There’s another important issue, perhaps the most important of all – the West is used to setting the market terms in ways that price their imports very low, and their exports very high; basically, what you produce is cheap and worthless, and what we make and export is precious and wonderful. This created an illusion of Western supremacy which ended as soon as they actually started believing their own propaganda, and sanctioned those “cheap and worthless” products, which turned out to be essential things nobody can live without in a modern society, and the stuff they make and export turned out to be trinkets with inflated brand value that nobody really needs, and are rather in the domain of “wants”. Nobody really needs an iPhone, a Mac or some fancy brand of ice cream. I’m writing this on a late-2017 Asus Zenbook, running Linux and LibreOffice, and it’s fine; it’s more than fine in fact; it would be considered alien tech in the 1990s. My new Macbook is better, but it’s not that much better that I would trip over myself and die if I had to use less advanced tech without American IP. More likely, I would shrug it off and do perfectly fine, realizing that I need America and their stuff much less than everybody thinks they do. I actually test such ideas occasionally, checking how much stuff I actually need to function in a modern society, and how much of what I have is merely “want the new shiny gadgety thingy”, and I concluded that I could do with a Raspberry Pi in a pinch, but not without electricity, diesel and gas, let alone food.

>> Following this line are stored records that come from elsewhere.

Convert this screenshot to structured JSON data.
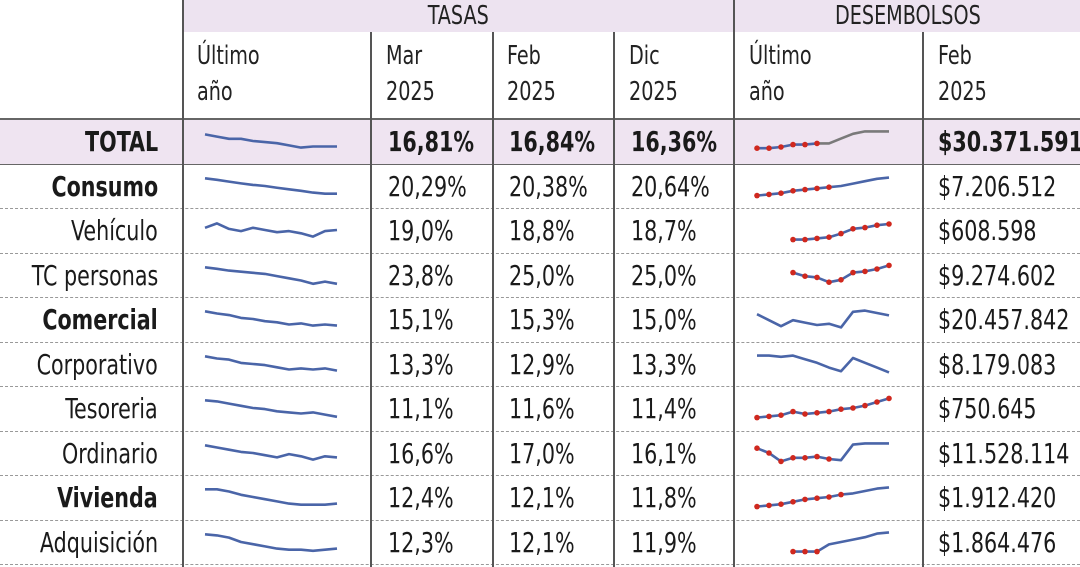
{
  "group_headers": {
    "tasas": "TASAS",
    "desembolsos": "DESEMBOLSOS"
  },
  "columns": {
    "tasas_ultimo": "Último\naño",
    "mar2025": "Mar\n2025",
    "feb2025": "Feb\n2025",
    "dic2025": "Dic\n2025",
    "desemb_ultimo": "Último\naño",
    "desemb_feb2025": "Feb\n2025"
  },
  "colors": {
    "highlight": "#efe4f1",
    "spark_line": "#4a65a8",
    "marker": "#d0281e",
    "total_line": "#7a7a7a"
  },
  "rows": [
    {
      "label": "TOTAL",
      "bold": true,
      "highlight": true,
      "mar": "16,81%",
      "feb": "16,84%",
      "dic": "16,36%",
      "desembolso": "$30.371.591",
      "tasa_trend": [
        0.8,
        0.7,
        0.6,
        0.6,
        0.5,
        0.45,
        0.4,
        0.3,
        0.2,
        0.25,
        0.25,
        0.25
      ],
      "desemb_trend": [
        0.2,
        0.2,
        0.25,
        0.35,
        0.35,
        0.4,
        0.4,
        0.6,
        0.8,
        0.9,
        0.9,
        0.9
      ],
      "desemb_marked": 6
    },
    {
      "label": "Consumo",
      "bold": true,
      "mar": "20,29%",
      "feb": "20,38%",
      "dic": "20,64%",
      "desembolso": "$7.206.512",
      "tasa_trend": [
        0.85,
        0.78,
        0.7,
        0.62,
        0.55,
        0.5,
        0.42,
        0.35,
        0.28,
        0.2,
        0.15,
        0.15
      ],
      "desemb_trend": [
        0.1,
        0.15,
        0.2,
        0.3,
        0.35,
        0.4,
        0.45,
        0.5,
        0.6,
        0.7,
        0.8,
        0.85
      ],
      "desemb_marked": 7
    },
    {
      "label": "Vehículo",
      "mar": "19,0%",
      "feb": "18,8%",
      "dic": "18,7%",
      "desembolso": "$608.598",
      "tasa_trend": [
        0.6,
        0.8,
        0.55,
        0.45,
        0.6,
        0.5,
        0.4,
        0.45,
        0.35,
        0.2,
        0.45,
        0.5
      ],
      "desemb_trend": [
        null,
        null,
        null,
        0.1,
        0.1,
        0.15,
        0.2,
        0.35,
        0.55,
        0.6,
        0.7,
        0.75
      ],
      "desemb_marked": 12
    },
    {
      "label": "TC personas",
      "mar": "23,8%",
      "feb": "25,0%",
      "dic": "25,0%",
      "desembolso": "$9.274.602",
      "tasa_trend": [
        0.85,
        0.78,
        0.7,
        0.65,
        0.6,
        0.55,
        0.45,
        0.35,
        0.25,
        0.1,
        0.2,
        0.1
      ],
      "desemb_trend": [
        null,
        null,
        null,
        0.6,
        0.45,
        0.4,
        0.2,
        0.3,
        0.6,
        0.65,
        0.75,
        0.9
      ],
      "desemb_marked": 12
    },
    {
      "label": "Comercial",
      "bold": true,
      "mar": "15,1%",
      "feb": "15,3%",
      "dic": "15,0%",
      "desembolso": "$20.457.842",
      "tasa_trend": [
        0.85,
        0.75,
        0.68,
        0.55,
        0.5,
        0.4,
        0.35,
        0.25,
        0.3,
        0.2,
        0.25,
        0.2
      ],
      "desemb_trend": [
        0.7,
        0.45,
        0.2,
        0.45,
        0.35,
        0.25,
        0.3,
        0.15,
        0.8,
        0.85,
        0.75,
        0.65
      ],
      "desemb_marked": 0
    },
    {
      "label": "Corporativo",
      "mar": "13,3%",
      "feb": "12,9%",
      "dic": "13,3%",
      "desembolso": "$8.179.083",
      "tasa_trend": [
        0.85,
        0.75,
        0.7,
        0.55,
        0.5,
        0.45,
        0.35,
        0.25,
        0.3,
        0.25,
        0.3,
        0.2
      ],
      "desemb_trend": [
        0.85,
        0.85,
        0.8,
        0.85,
        0.7,
        0.55,
        0.35,
        0.2,
        0.75,
        0.55,
        0.35,
        0.15
      ],
      "desemb_marked": 0
    },
    {
      "label": "Tesoreria",
      "mar": "11,1%",
      "feb": "11,6%",
      "dic": "11,4%",
      "desembolso": "$750.645",
      "tasa_trend": [
        0.85,
        0.8,
        0.7,
        0.6,
        0.5,
        0.45,
        0.35,
        0.3,
        0.25,
        0.3,
        0.2,
        0.1
      ],
      "desemb_trend": [
        0.1,
        0.15,
        0.2,
        0.35,
        0.25,
        0.3,
        0.35,
        0.45,
        0.5,
        0.6,
        0.75,
        0.9
      ],
      "desemb_marked": 12
    },
    {
      "label": "Ordinario",
      "mar": "16,6%",
      "feb": "17,0%",
      "dic": "16,1%",
      "desembolso": "$11.528.114",
      "tasa_trend": [
        0.85,
        0.75,
        0.65,
        0.55,
        0.5,
        0.4,
        0.3,
        0.45,
        0.35,
        0.2,
        0.35,
        0.3
      ],
      "desemb_trend": [
        0.7,
        0.5,
        0.15,
        0.3,
        0.3,
        0.35,
        0.25,
        0.2,
        0.85,
        0.9,
        0.9,
        0.9
      ],
      "desemb_marked": 7
    },
    {
      "label": "Vivienda",
      "bold": true,
      "mar": "12,4%",
      "feb": "12,1%",
      "dic": "11,8%",
      "desembolso": "$1.912.420",
      "tasa_trend": [
        0.85,
        0.85,
        0.75,
        0.6,
        0.5,
        0.4,
        0.3,
        0.2,
        0.15,
        0.15,
        0.15,
        0.2
      ],
      "desemb_trend": [
        0.1,
        0.15,
        0.2,
        0.3,
        0.4,
        0.45,
        0.5,
        0.6,
        0.65,
        0.75,
        0.85,
        0.9
      ],
      "desemb_marked": 8
    },
    {
      "label": "Adquisición",
      "mar": "12,3%",
      "feb": "12,1%",
      "dic": "11,9%",
      "desembolso": "$1.864.476",
      "tasa_trend": [
        0.85,
        0.8,
        0.7,
        0.5,
        0.4,
        0.3,
        0.2,
        0.15,
        0.15,
        0.1,
        0.15,
        0.2
      ],
      "desemb_trend": [
        null,
        null,
        null,
        0.1,
        0.1,
        0.1,
        0.4,
        0.5,
        0.6,
        0.7,
        0.85,
        0.9
      ],
      "desemb_marked": 6
    }
  ],
  "chart_data": {
    "type": "table",
    "columns": [
      "",
      "Último año",
      "Mar 2025",
      "Feb 2025",
      "Dic 2025",
      "Último año",
      "Feb 2025"
    ],
    "groups": [
      {
        "name": "TASAS",
        "columns": [
          "Último año",
          "Mar 2025",
          "Feb 2025",
          "Dic 2025"
        ]
      },
      {
        "name": "DESEMBOLSOS",
        "columns": [
          "Último año",
          "Feb 2025"
        ]
      }
    ],
    "rows": [
      [
        "TOTAL",
        "sparkline",
        "16,81%",
        "16,84%",
        "16,36%",
        "sparkline",
        "$30.371.591"
      ],
      [
        "Consumo",
        "sparkline",
        "20,29%",
        "20,38%",
        "20,64%",
        "sparkline",
        "$7.206.512"
      ],
      [
        "Vehículo",
        "sparkline",
        "19,0%",
        "18,8%",
        "18,7%",
        "sparkline",
        "$608.598"
      ],
      [
        "TC personas",
        "sparkline",
        "23,8%",
        "25,0%",
        "25,0%",
        "sparkline",
        "$9.274.602"
      ],
      [
        "Comercial",
        "sparkline",
        "15,1%",
        "15,3%",
        "15,0%",
        "sparkline",
        "$20.457.842"
      ],
      [
        "Corporativo",
        "sparkline",
        "13,3%",
        "12,9%",
        "13,3%",
        "sparkline",
        "$8.179.083"
      ],
      [
        "Tesoreria",
        "sparkline",
        "11,1%",
        "11,6%",
        "11,4%",
        "sparkline",
        "$750.645"
      ],
      [
        "Ordinario",
        "sparkline",
        "16,6%",
        "17,0%",
        "16,1%",
        "sparkline",
        "$11.528.114"
      ],
      [
        "Vivienda",
        "sparkline",
        "12,4%",
        "12,1%",
        "11,8%",
        "sparkline",
        "$1.912.420"
      ],
      [
        "Adquisición",
        "sparkline",
        "12,3%",
        "12,1%",
        "11,9%",
        "sparkline",
        "$1.864.476"
      ]
    ]
  }
}
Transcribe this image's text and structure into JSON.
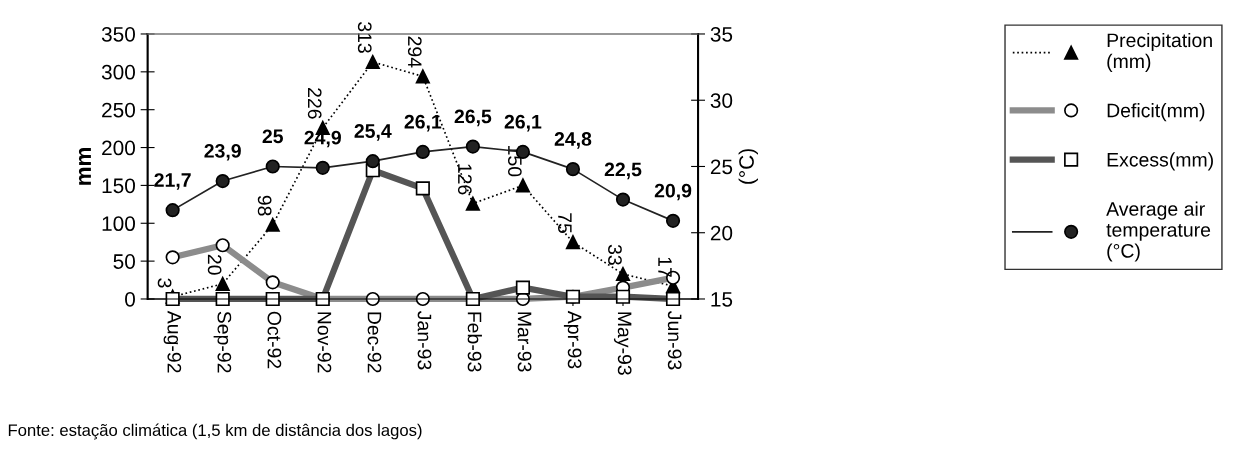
{
  "chart_data": {
    "type": "line",
    "categories": [
      "Aug-92",
      "Sep-92",
      "Oct-92",
      "Nov-92",
      "Dec-92",
      "Jan-93",
      "Feb-93",
      "Mar-93",
      "Apr-93",
      "May-93",
      "Jun-93"
    ],
    "ylabel": "mm",
    "y2label": "(°C)",
    "ylim": [
      0,
      350
    ],
    "yticks": [
      0,
      50,
      100,
      150,
      200,
      250,
      300,
      350
    ],
    "y2lim": [
      15,
      35
    ],
    "y2ticks": [
      15,
      20,
      25,
      30,
      35
    ],
    "legend": "right",
    "grid": false,
    "series": [
      {
        "name": "Precipitation (mm)",
        "color": "#000000",
        "marker": "triangle",
        "line_style": "dotted",
        "values": [
          3,
          20,
          98,
          226,
          313,
          294,
          126,
          150,
          75,
          33,
          17
        ],
        "value_labels": [
          "3",
          "20",
          "98",
          "226",
          "313",
          "294",
          "126",
          "150",
          "75",
          "33",
          "17"
        ]
      },
      {
        "name": "Deficit(mm)",
        "color": "#8c8c8c",
        "marker": "circle",
        "line_style": "solid",
        "values": [
          55,
          71,
          22,
          0,
          0,
          0,
          0,
          0,
          3,
          15,
          28
        ]
      },
      {
        "name": "Excess(mm)",
        "color": "#555555",
        "marker": "square",
        "line_style": "solid",
        "values": [
          0,
          0,
          0,
          0,
          170,
          146,
          0,
          15,
          3,
          3,
          0
        ]
      },
      {
        "name": "Average air temperature (°C)",
        "color": "#222222",
        "marker": "circle",
        "line_style": "solid",
        "axis": "y2",
        "values": [
          21.7,
          23.9,
          25,
          24.9,
          25.4,
          26.1,
          26.5,
          26.1,
          24.8,
          22.5,
          20.9
        ],
        "value_labels": [
          "21,7",
          "23,9",
          "25",
          "24,9",
          "25,4",
          "26,1",
          "26,5",
          "26,1",
          "24,8",
          "22,5",
          "20,9"
        ]
      }
    ],
    "annotations": [
      "Fonte: estação climática (1,5 km de distância dos lagos)"
    ]
  }
}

Apparently, Russia produces the stuff we actually need, and the West produces the “intellectual property” in the stuff that we want; not even the actual stuff, mind you. So, the question is, could everybody survive with Chinese smartphones and laptops, but without Russian minerals and hydrocarbons? Yeah. It turns out that something is cheap when it’s abundant and you just assume it’s there, like air, but when air suddenly isn’t there for you to breathe, it becomes precious quite suddenly.

When you turn out to need someone for basic survival, and they don’t need you very much at all, it means that, for all intents and purposes, they are more powerful and important.